Other alterations to the small B.M.C. sports cars include a curved windscreen, push-button external door handles, provision for locking both doors, adjustable rear-view mirror, and revised instrumentation with speedometer and tachometer angled slightly, each towards the driver. Dunlop Gold Seal tubeless nylon tyres are standard. Curiously, you have to pay extra for a headlamps’ flasher. The latest Austin Healey Sprite Mk. III costs £610 55s. 5d., the new M.G. Midget Mk. II £622 17s. 1d., inclusive of p.t.

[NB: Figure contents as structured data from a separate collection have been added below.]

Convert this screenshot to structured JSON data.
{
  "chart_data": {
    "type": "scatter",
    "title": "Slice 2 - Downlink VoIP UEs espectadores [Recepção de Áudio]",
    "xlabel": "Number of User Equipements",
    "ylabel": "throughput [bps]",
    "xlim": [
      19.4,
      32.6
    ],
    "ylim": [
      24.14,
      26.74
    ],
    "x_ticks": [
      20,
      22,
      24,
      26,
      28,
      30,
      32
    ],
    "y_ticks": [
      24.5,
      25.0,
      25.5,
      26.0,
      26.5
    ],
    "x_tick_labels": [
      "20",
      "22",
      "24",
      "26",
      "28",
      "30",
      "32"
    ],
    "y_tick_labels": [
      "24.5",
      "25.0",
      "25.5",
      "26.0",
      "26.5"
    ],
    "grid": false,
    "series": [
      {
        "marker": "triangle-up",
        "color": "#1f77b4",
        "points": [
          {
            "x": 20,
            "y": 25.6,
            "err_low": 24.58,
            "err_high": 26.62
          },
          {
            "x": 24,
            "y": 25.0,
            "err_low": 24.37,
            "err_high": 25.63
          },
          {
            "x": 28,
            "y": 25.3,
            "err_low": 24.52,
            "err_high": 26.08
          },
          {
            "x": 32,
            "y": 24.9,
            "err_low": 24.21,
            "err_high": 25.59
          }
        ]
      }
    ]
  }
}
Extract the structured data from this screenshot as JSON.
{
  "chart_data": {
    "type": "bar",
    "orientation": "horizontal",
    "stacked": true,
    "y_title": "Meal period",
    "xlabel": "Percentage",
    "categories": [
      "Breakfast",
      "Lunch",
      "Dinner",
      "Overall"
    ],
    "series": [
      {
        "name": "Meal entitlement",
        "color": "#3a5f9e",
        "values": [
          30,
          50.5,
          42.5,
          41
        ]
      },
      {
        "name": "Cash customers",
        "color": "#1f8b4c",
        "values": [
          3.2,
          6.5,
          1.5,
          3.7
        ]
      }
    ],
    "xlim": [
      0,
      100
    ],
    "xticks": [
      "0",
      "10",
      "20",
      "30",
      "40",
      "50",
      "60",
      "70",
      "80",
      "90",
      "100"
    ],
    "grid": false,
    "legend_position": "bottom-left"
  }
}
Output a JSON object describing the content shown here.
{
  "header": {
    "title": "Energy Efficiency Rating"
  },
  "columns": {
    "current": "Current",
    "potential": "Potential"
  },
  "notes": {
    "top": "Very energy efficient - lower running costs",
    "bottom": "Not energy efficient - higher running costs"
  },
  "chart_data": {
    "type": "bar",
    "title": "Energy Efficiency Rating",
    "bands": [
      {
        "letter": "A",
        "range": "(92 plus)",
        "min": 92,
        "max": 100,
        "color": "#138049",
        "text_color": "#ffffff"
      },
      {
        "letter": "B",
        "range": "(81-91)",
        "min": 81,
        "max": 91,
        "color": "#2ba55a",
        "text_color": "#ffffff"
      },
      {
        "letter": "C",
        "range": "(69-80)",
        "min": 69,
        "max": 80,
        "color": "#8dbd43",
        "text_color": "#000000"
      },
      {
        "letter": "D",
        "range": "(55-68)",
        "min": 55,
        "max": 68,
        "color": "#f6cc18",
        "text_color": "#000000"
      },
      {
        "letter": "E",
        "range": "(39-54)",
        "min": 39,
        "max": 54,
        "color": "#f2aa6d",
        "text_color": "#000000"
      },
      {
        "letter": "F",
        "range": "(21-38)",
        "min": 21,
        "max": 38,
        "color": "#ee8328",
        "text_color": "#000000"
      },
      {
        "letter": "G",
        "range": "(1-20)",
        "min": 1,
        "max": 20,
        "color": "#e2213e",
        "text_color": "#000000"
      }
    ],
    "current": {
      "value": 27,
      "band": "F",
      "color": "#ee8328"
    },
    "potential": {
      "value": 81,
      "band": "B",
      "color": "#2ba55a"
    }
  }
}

I was able to drive a Mk. III Sprite a few miles. It remains the jolly, safe-handling, rather toy-like little 2-seater with light, “quick” steering. But it remains a very porous car, the gaps between screen pillars and doors that are a feature of an earlier staff Sprite and let in draughts and rain, being only too evident in the new version I sampled.
The Austin Healey 3000 convertible has a new, more luxurious, interior with highly-polished veneer facia, but is something of a wolf in sheep’s clothing, as although externally it looks Like the Mk. II, this Mk. III version develops 150 (gross) b.h.p. at 5,250 r.p.m., against 136 b.h.p. at 4,750 r.p.m. of the older model. This power increase is accomplished by a new high-lift camshaft giving longer periods of valve opening, and the use of 2-in. HD8 S.U. carburetters instead of 1¾-in. HS6 S.U.s. The silencing system has also been redesigned. A top-gear speed range of 15-130 m.p.h., with 0-80 m.p.h. in 15½ sec., is claimed, and if the Laycock overdrive (an optional extra) is ordered, 100-m.p.h. cruising is possible at not much more than 4,000 r.p.m. To cope, servo-assisted 11-in. Girling brakes (disc at the front) are fitted as standard. The price is £1,106 3s. 9d., with p.t.
B.M.C. have sold over 110,000 Midgets and Sprites since the introduction of these models in 1958 and 1961, respectively, 85% having been exported. During last year, 95.5% of Austin Healey 3000 production was sold overseas, mostly in N. America. The Sports Car Division of B.M.C. at Abingdon now produces over 1,000 cars a week, exports in 1963 totalling 43,661 sports cars, of which 84.39% were exported, including 23,895 to the U.S.A., 2,075 to Germany, 2,001 to France, 1,811 to Canada, and 1,273 to Australia.—W. B.